Elle vit le rictus narquois de Romanoff à l'entente du prénom de Hammer mais la rousse n'ajouta rien, quittant les lieux de son pas dansant après un dernier regard. Amélia s'empressa de se sécher et de s'habiller, pestant contre l'autre femme et contre elle-même, consciente qu'elle aurait dû être capable d'affronter sa collègue avec plus de panache. Qu'avait-elle fait au juste de discutable ? Elle passait certaines de ses nuits dans les bras de Justin mais elle n'avait jamais parlé du Shield avec lui – elle se demandait même s'il en connaissait l'existence – et elle savait garder sa couverture.
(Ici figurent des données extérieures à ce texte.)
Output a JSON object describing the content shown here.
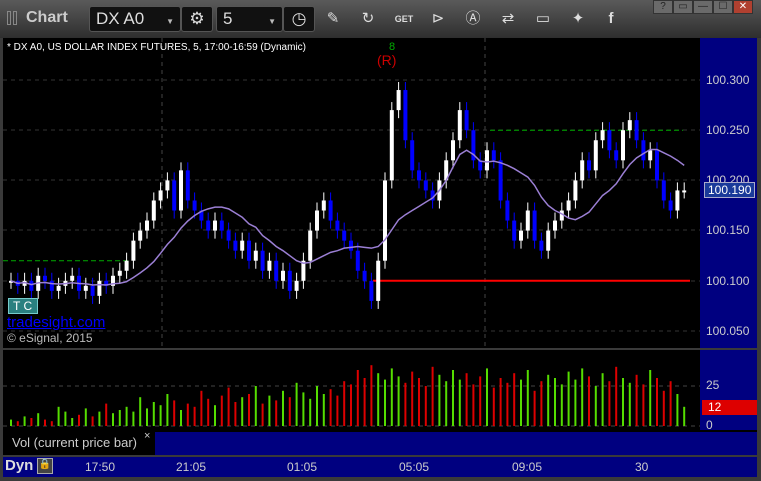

Irritée par sa brève confrontation avec la rouquine, Amélia ne parvint pas à se calmer. Elle délaissa la perspective d'une nouvelle sieste et arpenta la demeure de Justin, veillant à ne pas déplacer d'objets qui la rendraient vite suspecte d'espionnage. Elle n'en était pas à sa première intrusion mais, généralement, elle entrait chez des gens avec qui elle n'avait aucun contact et qui ne risquaient donc pas d'avoir des soupçons à son égard. Quelques dossiers de Hammer Industries traînaient dans le salon, sur la table basse, avec des annotations de la main de Justin, sans toutefois donner à penser qu'il préparait un quelconque projet. La jeune femme aurait voulu défendre son cas devant Coulson et le Shield en déclarant qu'elle l'avait vu à l'œuvre et qu'il n'était pas le genre de terroriste que l'organisation semblait déceler en lui mais elle n'avait aucune preuve à apporter – et le fait d'avoir été surprise par Romanoff pouvait jouer de manière plutôt négative dans la balance.
Elle descendit dans la cave où s'alignaient plusieurs présentoirs à vin, puis elle s'intéressa aux différents placards qui ornaient les murs. Sans surprise, ils ne contenaient que des réserves de nourritures ou des produits de première nécessité, comme elle aurait pu en trouver dans n'importe quelle autre maison de la ville. Un soupir franchit ses lèvres à la pensée de ne rien découvrir de bien singulier chez Justin mais, poussée par la curiosité, elle poursuivit ses observations. Son téléphone choisit ce moment précis pour se manifester, résonnant dans le silence de la cave en lui tirant un sursaut ; elle avait cru, l'espace d'un instant, que quelqu'un était entré pour la surprendre. Amélia décrocha en avisant le numéro de Coulson, prenant une grande inspiration en priant pour qu'il n'eût pas eu le temps de discuter avec Romanoff.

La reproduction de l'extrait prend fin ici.